The current avian influenza crisis is further proof that, without effective Veterinary Services, countries are unable to prevent the introduction or emergence and re-emergence of animal diseases or to bring outbreaks under control when they do occur. Countries with inefficient Veterinary Services cannot provide credible guarantees to their trade partners of the safety of the products of animal origin they wish to export.

The OIE undertook to produce international standards on the quality of governance of Veterinary Services and to help its member countries apply them.

The OIE's standards on the quality and assessment of Veterinary Services were democratically and unanimously adopted by its 167 members. In order to facilitate the implementation of the standards, the OIE, with the initial support from the Inter-American Institute for Cooperation on Agriculture (IICA), developed an interactive application for evaluating the quality of Veterinary Services on the basis of the adopted standards. The application, called “Performance, Vision and Strategy” (PVS), is designed to serve as a guide to help countries comply voluntarily with OIE standards through a process of self-evaluation, evaluation at the request of a trade partner or evaluation by a third party under the auspices of the OIE.

Use of PVS to monitor closely the various constituents of the OIE standards will be the topic of a training course for a team of OIE experts from the different regions so they can act as facilitators for the evaluation process and support OIE member countries. Whether for an individual country that wishes to conduct a self-evaluation, a group of countries that wants to conduct reciprocal evaluations to facilitate trade between them, or a country that wants to be evaluated by a third party under the supervision of the OIE, these experts will ensure the consistency of the evaluation process.

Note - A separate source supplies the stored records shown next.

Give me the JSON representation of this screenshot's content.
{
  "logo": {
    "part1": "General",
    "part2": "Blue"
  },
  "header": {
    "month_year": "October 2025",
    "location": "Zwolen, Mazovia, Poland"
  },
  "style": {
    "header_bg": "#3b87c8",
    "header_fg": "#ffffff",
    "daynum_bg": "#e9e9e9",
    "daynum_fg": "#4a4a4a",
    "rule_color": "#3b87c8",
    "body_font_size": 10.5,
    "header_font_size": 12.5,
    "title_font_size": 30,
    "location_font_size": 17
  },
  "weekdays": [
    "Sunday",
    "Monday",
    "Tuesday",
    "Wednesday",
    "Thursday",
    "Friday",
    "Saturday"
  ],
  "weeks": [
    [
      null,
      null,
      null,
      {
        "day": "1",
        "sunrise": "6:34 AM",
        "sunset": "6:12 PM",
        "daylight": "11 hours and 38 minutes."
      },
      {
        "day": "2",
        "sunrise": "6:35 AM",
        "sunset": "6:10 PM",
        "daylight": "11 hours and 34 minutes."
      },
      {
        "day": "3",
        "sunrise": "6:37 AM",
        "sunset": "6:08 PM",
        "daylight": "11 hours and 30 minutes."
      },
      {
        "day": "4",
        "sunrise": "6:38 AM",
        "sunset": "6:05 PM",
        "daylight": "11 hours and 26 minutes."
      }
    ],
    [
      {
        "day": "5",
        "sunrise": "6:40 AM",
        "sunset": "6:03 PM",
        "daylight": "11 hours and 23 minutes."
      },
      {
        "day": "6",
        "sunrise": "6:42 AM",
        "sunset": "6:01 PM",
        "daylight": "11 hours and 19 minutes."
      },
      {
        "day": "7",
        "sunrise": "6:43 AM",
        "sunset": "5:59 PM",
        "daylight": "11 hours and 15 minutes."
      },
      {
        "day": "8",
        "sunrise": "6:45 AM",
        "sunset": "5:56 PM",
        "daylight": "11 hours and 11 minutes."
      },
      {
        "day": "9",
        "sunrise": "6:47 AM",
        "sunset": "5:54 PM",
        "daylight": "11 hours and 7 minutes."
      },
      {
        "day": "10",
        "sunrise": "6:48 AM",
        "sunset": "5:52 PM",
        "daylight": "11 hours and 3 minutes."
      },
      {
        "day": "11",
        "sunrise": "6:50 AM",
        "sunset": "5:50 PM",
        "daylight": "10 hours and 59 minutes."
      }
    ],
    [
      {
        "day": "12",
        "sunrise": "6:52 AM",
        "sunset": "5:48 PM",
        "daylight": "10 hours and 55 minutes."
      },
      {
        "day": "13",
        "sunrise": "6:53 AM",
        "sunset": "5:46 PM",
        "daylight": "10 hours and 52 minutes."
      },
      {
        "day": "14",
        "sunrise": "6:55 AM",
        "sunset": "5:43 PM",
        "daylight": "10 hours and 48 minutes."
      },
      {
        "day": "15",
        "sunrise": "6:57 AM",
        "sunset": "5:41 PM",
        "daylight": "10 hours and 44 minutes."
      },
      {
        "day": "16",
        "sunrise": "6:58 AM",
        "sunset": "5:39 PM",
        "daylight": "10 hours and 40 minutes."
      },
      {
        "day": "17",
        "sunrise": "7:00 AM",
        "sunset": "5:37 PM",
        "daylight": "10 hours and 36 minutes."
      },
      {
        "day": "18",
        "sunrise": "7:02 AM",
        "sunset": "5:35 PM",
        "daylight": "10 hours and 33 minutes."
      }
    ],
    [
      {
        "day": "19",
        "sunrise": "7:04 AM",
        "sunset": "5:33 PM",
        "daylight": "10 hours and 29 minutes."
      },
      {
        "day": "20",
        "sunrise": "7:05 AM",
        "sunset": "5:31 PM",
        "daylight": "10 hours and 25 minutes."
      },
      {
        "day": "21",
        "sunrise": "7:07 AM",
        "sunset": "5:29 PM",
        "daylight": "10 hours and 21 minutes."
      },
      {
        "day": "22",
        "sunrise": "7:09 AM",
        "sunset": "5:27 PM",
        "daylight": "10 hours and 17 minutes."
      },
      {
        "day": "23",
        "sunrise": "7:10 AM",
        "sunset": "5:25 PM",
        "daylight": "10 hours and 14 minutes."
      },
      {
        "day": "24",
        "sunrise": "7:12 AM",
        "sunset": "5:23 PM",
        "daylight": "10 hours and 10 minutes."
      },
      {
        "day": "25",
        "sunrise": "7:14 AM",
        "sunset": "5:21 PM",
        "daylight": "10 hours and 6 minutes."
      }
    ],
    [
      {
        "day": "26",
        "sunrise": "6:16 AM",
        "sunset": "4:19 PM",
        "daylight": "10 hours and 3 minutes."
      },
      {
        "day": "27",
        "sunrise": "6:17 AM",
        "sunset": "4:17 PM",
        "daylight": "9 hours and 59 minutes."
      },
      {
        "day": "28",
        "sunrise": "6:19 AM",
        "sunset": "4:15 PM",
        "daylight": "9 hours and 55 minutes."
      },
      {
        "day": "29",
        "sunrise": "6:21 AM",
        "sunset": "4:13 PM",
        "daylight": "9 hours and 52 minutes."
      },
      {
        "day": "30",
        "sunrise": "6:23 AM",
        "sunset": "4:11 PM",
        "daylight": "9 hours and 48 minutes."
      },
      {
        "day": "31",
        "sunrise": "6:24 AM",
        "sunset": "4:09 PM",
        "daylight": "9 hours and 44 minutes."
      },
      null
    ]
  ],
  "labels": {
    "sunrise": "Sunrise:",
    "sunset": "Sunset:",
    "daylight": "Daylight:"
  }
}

Organisations that fund economic development, the World Bank in particular, have supported the OIE initiative to promote the use of PVS worldwide and have requested the OIE's assistance in conducting voluntary evaluations in more than 100 developing and transition countries that meet the requisite conditions. The World Bank and the international community recognise the need for quality Veterinary Services, not only to control the current avian influenza crisis but also to prevent and bring other emerging or re-emerging diseases under control rapidly.

The evaluation of Veterinary Services using PVS, coordinated by the Central Bureau of the OIE, supported by its Regional Representations and offices on the five continents, will play a vital role in the preparation and definition of country investments needed to prevent and control disease on a global scale.

The evaluation data generated by PVS will enable the entire donor community to target investments, with the overarching goal of assisting countries that so wish to bring their services into line with international standards adopted democratically by all. The economic justification for these investments can be easily demonstrated: the cost of disease prevention is tiny in comparison with the cost of health crises; and appropriate animal health policies have an impact on poverty reduction and food safety. They also enable countries that wish to export animals and products of animal origin to access regional and international markets from which they would otherwise be excluded because of the presence of animal diseases on their territory or because their Veterinary Services do not meet OIE standards.

For the above reasons, the work of the Veterinary Services is now recognised as a global public good. Rich countries also acknowledge that support for the Veterinary Services in developing and transition countries is a priority, not only to promote development around the world, but also to protect the world against the spread of animal diseases and zoonoses that had already been eradicated.

OIE's expertise is now at the core of national programmes intended for over one hundred Member Countries so as to help them strengthen their Veterinary Services and secure the planet against natural or intentional biological disasters.